BOSTON
The offshore wind industry has high hopes for establishing a permanent beachhead in the U.S. after years of disappointment.
Business leaders and politicians who gathered for an industry conference in Boston this week said wealthy investment firms and seasoned European offshore wind companies are increasingly committing to projects along the East Coast. That, they said, is evidence a domestic industry dreamed about for nearly two decades is finally on its way.
“There’s a palpable sense that it’s finally happening,” said Bryan Martin, a managing director at D.E. Shaw & Co. That New York hedge fund is the principal backer of Deepwater Wind, a Rhode Island-based company looking to launch the country’s first offshore wind farm off Block Island by the end of the year. “The U.S. tends to start small and ramp up very fast. I believe that will happen with offshore wind.”
Among the significant new players to emerge in the past year is DONG Energy, a Danish firm that operates more than a dozen wind farms, including some of Europe’s largest.
The government-owned company has leased roughly 187,000 acres of federal waters about 15 miles south of Martha’s Vineyard in Massachusetts and recently announced intentions to seek a second federal lease in waters off New Jersey.
“Massachusetts has some of the best offshore wind conditions in the world, and the peak wind speeds match the peak demand times for energy, so that is why we see so much potential,” says Lauren Burm, a Boston-based spokeswoman.
OffshoreMW, which is owned by the private equity giant the Blackstone Group and has ties to a company that recently completed a wind farm in Germany’s North Sea, has also joined the fray in Massachusetts, securing federal development rights to an area near DONG’s lease. So, too, has Deepwater Wind.
Elsewhere, Renexia, an Italian company specializing in renewable energy projects, is backing a project about 15 miles off Ocean City, Maryland.
The new players are helping the industry move past the stumbles of Cape Wind, the once-high-profile project proposed for the waters off Cape Cod, Massachusetts, that never quite got off the ground.
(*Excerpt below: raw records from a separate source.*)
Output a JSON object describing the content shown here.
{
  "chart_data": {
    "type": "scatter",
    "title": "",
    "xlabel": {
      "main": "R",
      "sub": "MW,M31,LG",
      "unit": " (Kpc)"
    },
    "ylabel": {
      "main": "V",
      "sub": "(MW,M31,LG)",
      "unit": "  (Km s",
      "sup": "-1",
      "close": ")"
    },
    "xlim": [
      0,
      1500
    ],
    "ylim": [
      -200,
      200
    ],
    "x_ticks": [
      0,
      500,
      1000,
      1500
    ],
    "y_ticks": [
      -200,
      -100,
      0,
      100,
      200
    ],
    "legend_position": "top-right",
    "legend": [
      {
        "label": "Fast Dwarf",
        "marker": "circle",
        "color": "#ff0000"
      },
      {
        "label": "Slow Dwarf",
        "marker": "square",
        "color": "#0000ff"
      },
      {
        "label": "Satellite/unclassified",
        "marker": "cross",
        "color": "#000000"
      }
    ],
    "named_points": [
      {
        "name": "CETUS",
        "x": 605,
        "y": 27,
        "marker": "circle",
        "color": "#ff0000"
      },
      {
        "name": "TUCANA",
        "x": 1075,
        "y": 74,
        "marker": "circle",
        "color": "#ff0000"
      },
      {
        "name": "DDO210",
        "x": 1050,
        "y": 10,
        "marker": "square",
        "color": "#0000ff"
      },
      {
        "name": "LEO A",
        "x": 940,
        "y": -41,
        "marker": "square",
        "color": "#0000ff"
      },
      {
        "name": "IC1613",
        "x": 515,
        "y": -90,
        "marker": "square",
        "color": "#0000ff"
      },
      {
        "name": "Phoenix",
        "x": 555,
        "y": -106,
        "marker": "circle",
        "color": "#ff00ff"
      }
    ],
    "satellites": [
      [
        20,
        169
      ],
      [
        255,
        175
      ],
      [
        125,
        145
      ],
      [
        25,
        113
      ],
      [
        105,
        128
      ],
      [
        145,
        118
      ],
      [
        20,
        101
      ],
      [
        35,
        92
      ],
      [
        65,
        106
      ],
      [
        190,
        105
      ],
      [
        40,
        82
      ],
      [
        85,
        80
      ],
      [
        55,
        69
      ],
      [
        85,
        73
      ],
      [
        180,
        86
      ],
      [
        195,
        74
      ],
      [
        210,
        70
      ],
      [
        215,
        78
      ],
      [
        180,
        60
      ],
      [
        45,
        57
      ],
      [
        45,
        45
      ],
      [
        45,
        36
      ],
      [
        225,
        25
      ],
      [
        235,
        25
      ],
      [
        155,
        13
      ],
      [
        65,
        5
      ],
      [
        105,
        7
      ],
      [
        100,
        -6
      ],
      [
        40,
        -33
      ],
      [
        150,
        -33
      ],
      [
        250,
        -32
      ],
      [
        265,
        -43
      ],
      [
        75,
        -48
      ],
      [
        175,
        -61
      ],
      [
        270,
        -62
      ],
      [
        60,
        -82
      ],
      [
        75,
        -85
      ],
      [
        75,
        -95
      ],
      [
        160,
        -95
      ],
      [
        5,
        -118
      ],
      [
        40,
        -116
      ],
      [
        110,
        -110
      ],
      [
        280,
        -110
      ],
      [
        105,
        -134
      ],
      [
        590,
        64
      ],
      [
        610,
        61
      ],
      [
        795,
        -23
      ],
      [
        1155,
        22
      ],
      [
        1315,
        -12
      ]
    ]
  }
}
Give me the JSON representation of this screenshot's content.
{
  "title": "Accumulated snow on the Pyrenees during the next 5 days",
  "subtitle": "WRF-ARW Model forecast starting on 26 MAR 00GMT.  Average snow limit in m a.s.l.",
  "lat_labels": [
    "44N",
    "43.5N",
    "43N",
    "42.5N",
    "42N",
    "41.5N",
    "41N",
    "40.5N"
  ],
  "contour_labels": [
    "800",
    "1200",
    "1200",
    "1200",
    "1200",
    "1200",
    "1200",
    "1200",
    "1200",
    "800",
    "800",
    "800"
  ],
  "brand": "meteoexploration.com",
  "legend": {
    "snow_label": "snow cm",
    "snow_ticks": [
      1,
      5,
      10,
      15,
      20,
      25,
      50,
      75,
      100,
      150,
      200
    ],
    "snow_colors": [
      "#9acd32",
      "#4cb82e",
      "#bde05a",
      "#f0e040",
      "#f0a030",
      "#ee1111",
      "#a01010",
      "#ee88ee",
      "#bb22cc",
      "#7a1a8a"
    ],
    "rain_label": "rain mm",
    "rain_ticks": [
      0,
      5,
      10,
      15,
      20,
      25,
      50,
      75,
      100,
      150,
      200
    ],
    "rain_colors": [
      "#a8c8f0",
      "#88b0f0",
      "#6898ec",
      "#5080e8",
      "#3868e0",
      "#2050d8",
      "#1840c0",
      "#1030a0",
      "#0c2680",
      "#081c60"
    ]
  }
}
The project has been bogged down for years in a bitter and costly legal fight with wealthy property owners, including billionaire William Koch.
“To have steel in the water and to be talking about an existing domestic offshore wind industry is really critical,” says Nancy Sopko of the American Wind Energy Association, referring to Deepwater Wind’s Rhode Island project. “We’re talking about an industry that is here, not one that is coming.”
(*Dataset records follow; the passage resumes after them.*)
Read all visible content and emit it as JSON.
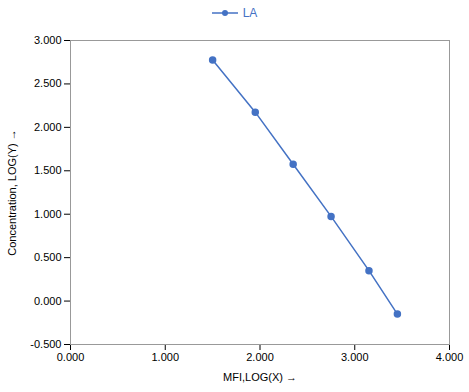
{
  "chart_data": {
    "type": "line",
    "x": [
      1.5,
      1.95,
      2.35,
      2.75,
      3.15,
      3.45
    ],
    "series": [
      {
        "name": "LA",
        "color": "#4472C4",
        "marker": "circle",
        "values": [
          2.775,
          2.175,
          1.575,
          0.975,
          0.35,
          -0.15
        ]
      }
    ],
    "xlabel": "MFI,LOG(X)",
    "ylabel": "Concentration, LOG(Y)",
    "xlim": [
      0.0,
      4.0
    ],
    "ylim": [
      -0.5,
      3.0
    ],
    "xticks": [
      {
        "value": 0,
        "label": "0.000"
      },
      {
        "value": 1,
        "label": "1.000"
      },
      {
        "value": 2,
        "label": "2.000"
      },
      {
        "value": 3,
        "label": "3.000"
      },
      {
        "value": 4,
        "label": "4.000"
      }
    ],
    "yticks": [
      {
        "value": -0.5,
        "label": "-0.500"
      },
      {
        "value": 0,
        "label": "0.000"
      },
      {
        "value": 0.5,
        "label": "0.500"
      },
      {
        "value": 1,
        "label": "1.000"
      },
      {
        "value": 1.5,
        "label": "1.500"
      },
      {
        "value": 2,
        "label": "2.000"
      },
      {
        "value": 2.5,
        "label": "2.500"
      },
      {
        "value": 3,
        "label": "3.000"
      }
    ],
    "legend": "upper center",
    "grid": false
  }
}
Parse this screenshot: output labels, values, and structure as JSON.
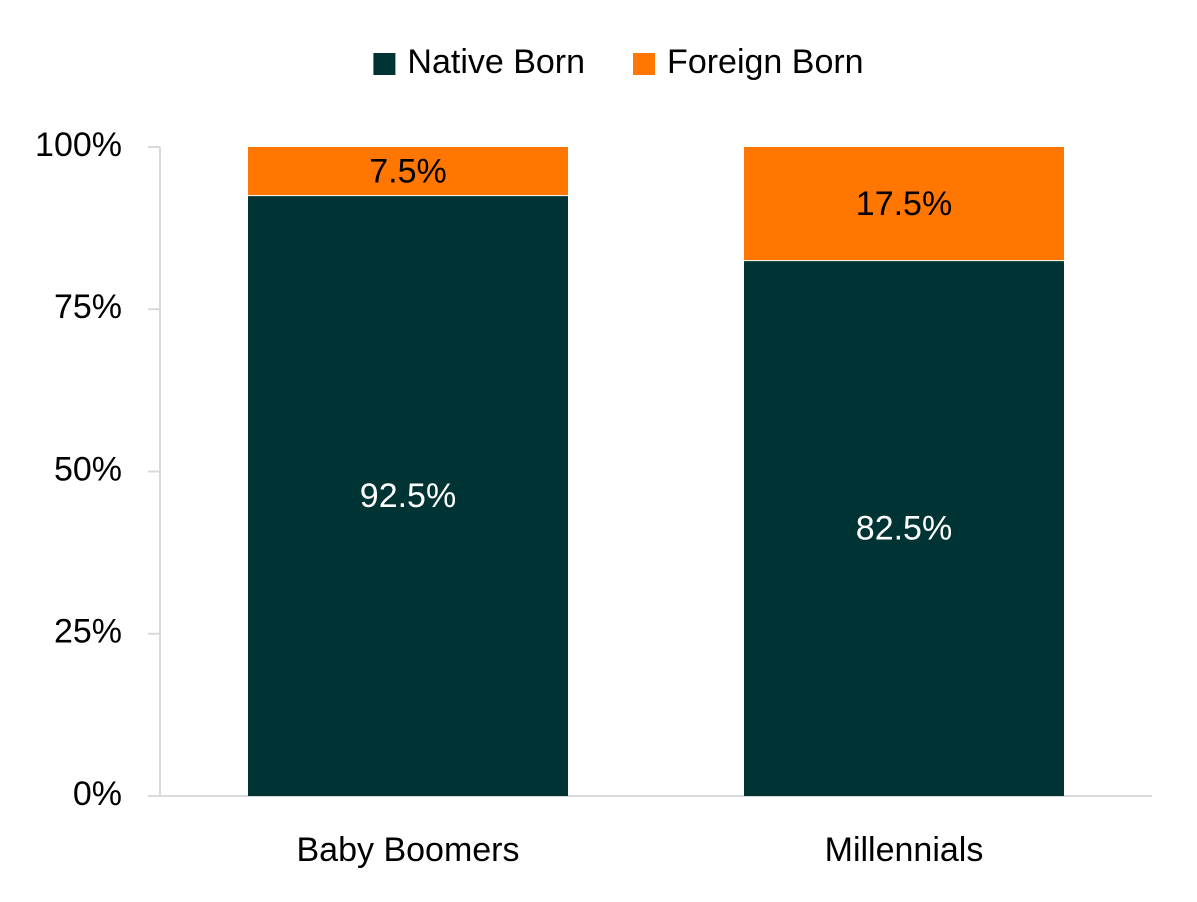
{
  "chart_data": {
    "type": "bar",
    "stacked": true,
    "categories": [
      "Baby Boomers",
      "Millennials"
    ],
    "series": [
      {
        "name": "Native Born",
        "values": [
          92.5,
          82.5
        ],
        "color": "#003333",
        "label_color": "#ffffff"
      },
      {
        "name": "Foreign Born",
        "values": [
          7.5,
          17.5
        ],
        "color": "#ff7700",
        "label_color": "#000000"
      }
    ],
    "data_labels": [
      [
        "92.5%",
        "82.5%"
      ],
      [
        "7.5%",
        "17.5%"
      ]
    ],
    "yticks": [
      0,
      25,
      50,
      75,
      100
    ],
    "ytick_labels": [
      "0%",
      "25%",
      "50%",
      "75%",
      "100%"
    ],
    "ylim": [
      0,
      100
    ],
    "title": "",
    "xlabel": "",
    "ylabel": "",
    "legend_position": "top-center",
    "grid": false,
    "axis_color": "#d9d9d9"
  }
}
Matthew Morrissey, head of Offshore Wind Massachusetts, an industry advocacy group, says the expected closure of a number of coal and nuclear-powered energy plants in New England in the coming years also presents an opportunity for the industry. The region faces a major energy-production drop-off, and Morrissey says his industry is positioned to help fill that void.
But Audra Parker, head of the Alliance to Protect Nantucket Sound, the opposition group fighting the Cape Wind project, says it remains to be seen how much power will cost from these offshore wind projects. Offshore wind power, she noted, is more costly to produce than natural gas or other forms of renewable energy like solar power or land-based wind turbines.
Martin, of D.E. Shaw & Co., says technological advances already in place in Europe — like larger, more powerful turbines — will help bring the cost of offshore wind power down, though he and other developers have so far declined to say by how much, citing the competitive nature of the business.